Mesmo hoje, quase dois milênios após a sua destruição, o solo de Pompeia continua a surpreender a ciência moderna. Longe de ser um capítulo encerrado, o local permanece como um campo de exploração ativo, impulsionado por novas tecnologias e escavações sistemáticas em áreas anteriormente intocadas. Confira a seguir 5 das descobertas arqueológicas mais recentes feitas em Pompeia:

Réplica em gesso de vítima do Vesúvio identificada como possível médico / Crédito: Divulgação/Parque Arqueológico de Pompeia

Uma análise recente de materiais recuperados em 1961 no Jardim dos Fugitivos, em Pompeia, identificou um provável médico romano entre as vítimas da erupção do Vesúvio em 79 d.C. O homem estava em um grupo de quatorze pessoas localizadas próximas à Porta Nocera, que morreram atingidas por uma nuvem piroclástica durante a tentativa de fuga. A nova conclusão foi possível graças ao estudo de um pequeno estojo que permaneceu décadas sem atenção, preservado dentro de um dos moldes de gesso que marcam a posição final dos corpos soterrados.

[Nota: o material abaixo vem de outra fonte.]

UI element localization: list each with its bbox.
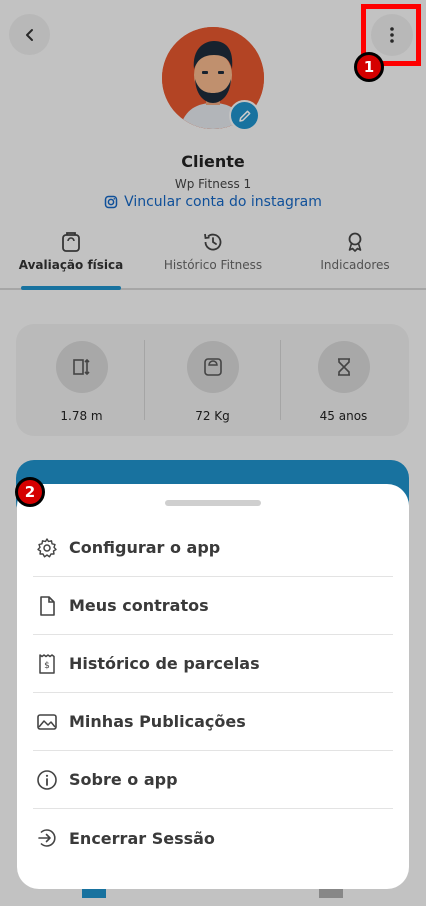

Especialistas do Parque Arqueológico de Pompeia encontraram no estojo de material orgânico e metal, além de uma bolsa de tecido com moedas, diversos instrumentos metálicos associados à prática médica. Para examinar o conteúdo sem danificar o molde, uma equipe multidisciplinar realizou radiografias e tomografias computadorizadas na Clínica Maria Rosaria. Os exames revelaram uma placa de ardósia, usada para misturas medicinais ou cosméticas, e ferramentas cirúrgicas semelhantes às utilizadas por profissionais da época, levando à hipótese de que a vítima era um medicus.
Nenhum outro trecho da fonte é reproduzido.